Children nowadays are going online through a much greater variety of means, including smartphones, tablets, smart toys, and IoT devices, and interact with the online environment through a much greater variety of activities, including but not limited to watching videos online, online gaming, social media, and online learning. While online content has opened up significant new opportunities and experiences for children to learn and have fun, there are significant concerns about children going online, especially as they engage in increasing numbers of new digital activities. Such concerns include both health, well-being, and developmental concerns associated with increasing screen time as well a spectrum of direct risks and dangers associated with online environments, including online danger risks, inappropriate content, malicious actors attempting to manipulate, deceive and exploit children, and privacy concerns, among others. Informed by all these risks and concerns around children’s online experience, the concept of `Age-Appropriate Design' has gathered an increasing amount of interest and attention in recent years. This refers to designing technologies that take into consideration children’s developmental milestones and different needs.

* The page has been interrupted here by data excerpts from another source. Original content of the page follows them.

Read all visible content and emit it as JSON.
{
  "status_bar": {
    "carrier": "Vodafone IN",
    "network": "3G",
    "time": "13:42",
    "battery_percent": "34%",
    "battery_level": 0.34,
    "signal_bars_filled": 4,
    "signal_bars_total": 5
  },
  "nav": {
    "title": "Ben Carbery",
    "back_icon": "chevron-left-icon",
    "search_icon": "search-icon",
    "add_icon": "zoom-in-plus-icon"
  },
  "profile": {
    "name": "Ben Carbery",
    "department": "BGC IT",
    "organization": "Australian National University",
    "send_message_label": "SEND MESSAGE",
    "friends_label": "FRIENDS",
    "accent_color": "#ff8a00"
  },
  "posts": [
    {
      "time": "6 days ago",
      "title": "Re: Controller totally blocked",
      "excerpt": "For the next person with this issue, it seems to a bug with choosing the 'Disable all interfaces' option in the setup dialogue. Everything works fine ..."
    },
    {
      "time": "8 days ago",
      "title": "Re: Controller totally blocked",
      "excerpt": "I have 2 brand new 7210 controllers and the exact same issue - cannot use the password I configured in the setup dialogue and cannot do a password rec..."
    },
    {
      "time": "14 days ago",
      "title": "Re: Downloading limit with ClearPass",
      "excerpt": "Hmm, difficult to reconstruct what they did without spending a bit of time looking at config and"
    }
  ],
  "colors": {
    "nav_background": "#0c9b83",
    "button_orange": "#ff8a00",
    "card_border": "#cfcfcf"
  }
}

Age-Appropriate design is particularly important when it comes to dealing with the algorithmic kids who grow up in this data-driven algorithmic environment, such that their data were used to make decisions about them, either implicitly or explicitly. By algorithmic here, we are not only talking about the purely technical definition of the term, as encoded procedure that transform input data into specific output based on calculations - algorithm = logic + control. Algorithms remain ‘meaningless machines’ accounted for in studies on the socio-technical context of algorithmic practices, where algorithms are viewed as situated artefacts and generative processes embedded in a complex ecosystem. As such, algorithms are only one component in a broader socio-technical assemblage, comprising technical (e.g., software) and human (e.g., uses) components.
By focusing on internet-based applications that build on algorithmic selection as units of analysis and on the societal functions, My Dphil aims to understand the failures and successes of current Age-appropriate design, and extrapolate how might we design for the future in this growing data-driven algorithmic society.